Several times a week Ivorian computer engineer Paul Tahi stops by Le Roi du Pain bakery in northern Abidjan to buy six freshly-baked baguettes for his three children.
“My children love bread — for breakfast in the morning or for snacks at school,” said Tahi, 42, while carrying a bag of the French bread loaves. “At home, we eat more bread than rice.”
Le Roi du Pain, translated as The King of Bread, was opened in the city’s Deux-Plateaux neighborhood in July by Mohamed Shour, a 32-year-old Lebanese baker’s son who was born and brought up in Abidjan. The brightly-lit, 24-hour eatery is just one of a growing number of bakeries — local, Lebanese and French — to spring up in Ivory Coast’s economic capital in recent months. Its competitors include La Brioche Doree, owned by Groupe Le Duff SA, based in Rennes, France, and fellow French chain PAUL.
“The demand is huge and the growth in the consumption of bread is exponential,” said Remi Depoix, head of Paris-based Cerealis SAS, which exports wheat to west and central Africa. The company plans to double annual sales to 2-million metric tons over the next decade to meet rising demand in Africa, which accounts for 60 percent of shipments.
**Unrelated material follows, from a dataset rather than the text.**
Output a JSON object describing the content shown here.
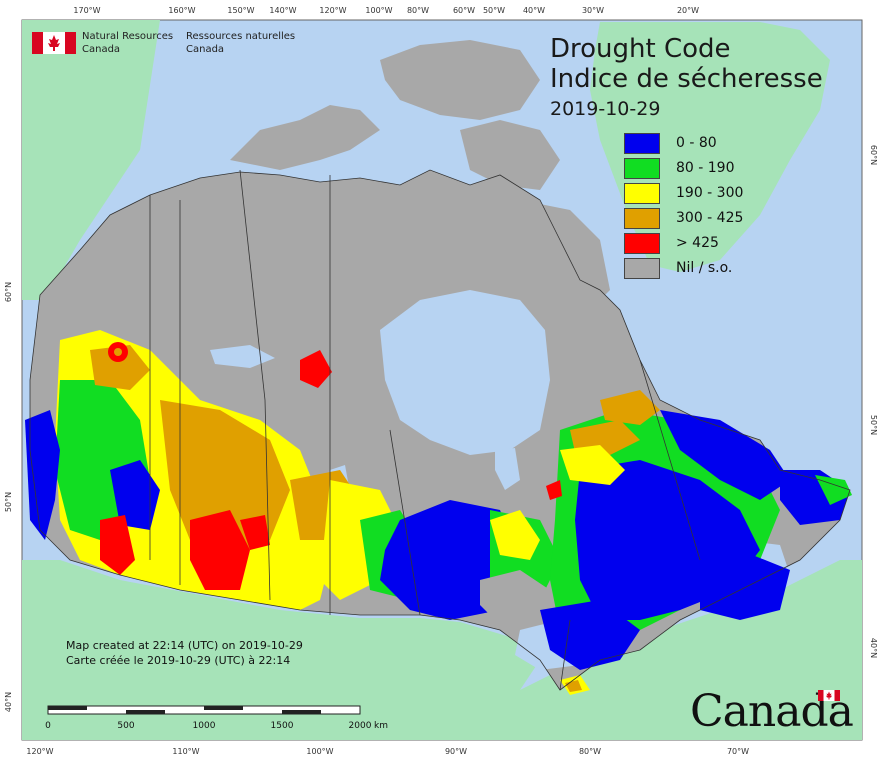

Annual wheat imports to sub-Saharan Africa have risen over the past 1O years to 23 million tons, according to the U.S. Department of Agriculture.
Increasing urbanization and a growing middle class in sub-Saharan Africa are boosting demand for higher-quality baked goods, including viennoiseries and pastries, Depoix said. The number of middle-class households, or those consuming $15 to $115 a day, in the region has tripled since 2000, according to Johannesburg-based Standard Bank Group Ltd. An ordinary baguette at PAUL in Abidjan costs 300 francs, compared with 150 francs at a local bakery.
“Bakeries are booming everywhere — the bread is a colonial heritage that has been re-appropriated,” said Rodrigue Kone, a sociologist at the university of Bouake, in Ivory Coast. “In cities, it’s evidence of a social rise into an emerging class with a certain purchase power. Breakfast with bread, croissants and other pastries is an indicator of social success.”
That’s motivated French bakery chains to start investing in Africa — and not only in Francophone countries.
PAUL, owned by closely held Groupe Holder of France, opened its second shop in Abidjan last month on Rue Des Jardins, a busy commercial street. The cafe-bakery is also expanding in South Africa, where Johannesburg-based Famous Brands Ltd. has the right to open about 30 outlets across the country, before targeting other sub-Saharan African nations.
La Brioche Doree plans to open 30 restaurants in six countries by 2025, after its first Abidjan bakery started selling goods in December. The Parisian artisan baker Eric Kayseris considering Abidjan for its third African store this year, adding to outlets in Senegal and the Democratic Republic of Congo.
Industrial Bakeries
Carrefour SA, France’s largest retailer, is opening supermarkets in African countries including Ivory Coast, creating a market for bakeries specializing in mass production, according to Raymond Nogael, marketing director at Mecatherm SA., the French maker of baking equipment including ovens. “The population grows and will have increasing needs," he said. There will be “more industrial bakeries."
But some continue to believe in the appeal of handmade bread.
In Abidjan, Hussein Taan has earned a reputation as one of the city’s best bakers. After studying baking at Ferrandi culinary arts school in Paris, the Lebanese-Ivorian opened Des Gâteaux et du Pain in 2008. Taan, 30, now runs three outlets and sells more than 2,000 bread and croissant products daily. One of the bakery’s most popular creations is the Gagnoa, a chocolate mousse cake named after a town in the country’s most fertile cocoa region.
"We have more and more customers and potential customers," Taan said in his main shop located near PAUL on Rue Des Jardins. “People got to know a new way of making bread, a new range of cakes and they’ve acquired new habits," he said.